In 2019, BBC radio interviewed a Brazilian who called it a "huge frenzy" and noted that it happened in the summer, when marijuana was typically in short supply in Rio de Janeiro. The cannabis was consumed during Brazilian Carnival in the spring of 1988. The 1986 song "A Novidade" by Paralamas do Sucesso became an unofficial theme song of the summer.

== Police action ==
Marijuana consumption was illegal in Brazil and could result in convictions of one to five years in prison. Police struggled to identify real cans containing marijuana from similar-looking cans, which were sold as decorative accessories. In this confusion of cans, some people were able to successfully leave the coast with cans of marijuana.

=== Arrests and police retrievals ===
Police spent months tracking down missing marijuana cans along Brazil's coast, but records indicate that military police only recovered about 3,000 of the 13,000 cans that were dumped into the water. Police concluded that these approximately 10,000 missing cans were either found by civilians, rescued by the drug traffickers, lost at sea or sunken, or had floated to other countries.

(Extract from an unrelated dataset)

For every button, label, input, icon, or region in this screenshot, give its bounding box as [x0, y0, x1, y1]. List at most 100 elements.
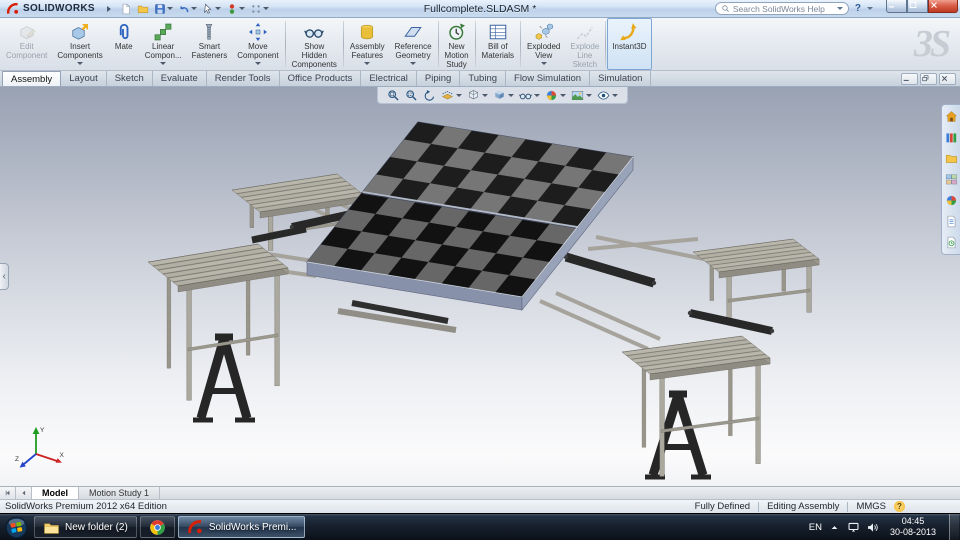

The cans were found in the following states:

| State | Number of Cans | Kg of Marijuana |
|---|---|---|
| Rio Grande do Sul | 9 | +- 13.5 kg |
| Rio de Janeiro | 799 | +- 1038.7 kg |
| São Paulo | 1735 | +- 2,602.5 kg |
| Total | 2,543 | +- 3,654.7 kg |

The states of Santa Catarina and Paraná did not disclose the number of cans seized by their respective military police forces.

== Solana Star ship ==
After weeks of mystery, the source for the cans was revealed to be the Solana Star ship. After a confrontation with other drug traffickers, the ship's seven-member crew began dumping the marijuana cargo into the ocean and damaging the boat due to a fear of arrest. The ship then went to the coast of Brazil for repairs.

The US Drug Enforcement Administration had been monitoring the Solana Star vessel due to suspicions of marijuana trafficking, and alerted Brazilian authorities when the ship appeared to make an unusual stop near Brazil. The ship was registered in Panama, and was traveling from Australia toward Miami, Florida, with stops in Southeast Asia.

When authorities eventually raided the Solana Star, the only crewman on board was Stephen Skelton, an American who was the ship's cook. He was taken into custody, and spent a year in prison before being extradited to his country. Skelton was questioned by police, and reported that there were about 13,000 cans each containing 1 to 1.5 kg of marijuana.

== Legacy ==
Summer of the Can has inspired songs, and remains a part of the culture of Brazil. An album and song by Fernanda Abreu, De Lata, references the summer. The term da lata (meaning "of the cans") became Brazilian slang meaning high quality or good. A 2014 documentary Verão da Lata.

=== Effect on national drug trade ===
Because canned marijuana was higher quality than that sold by the Brazilian drug dealers, demand fell for the national drug trade. Additionally, outsiders entered the market to resell canned marijuana. Brazilian drug traffickers adapted by improving their production techniques to increase quality, a shift that strengthened Brazil's cannabis trade.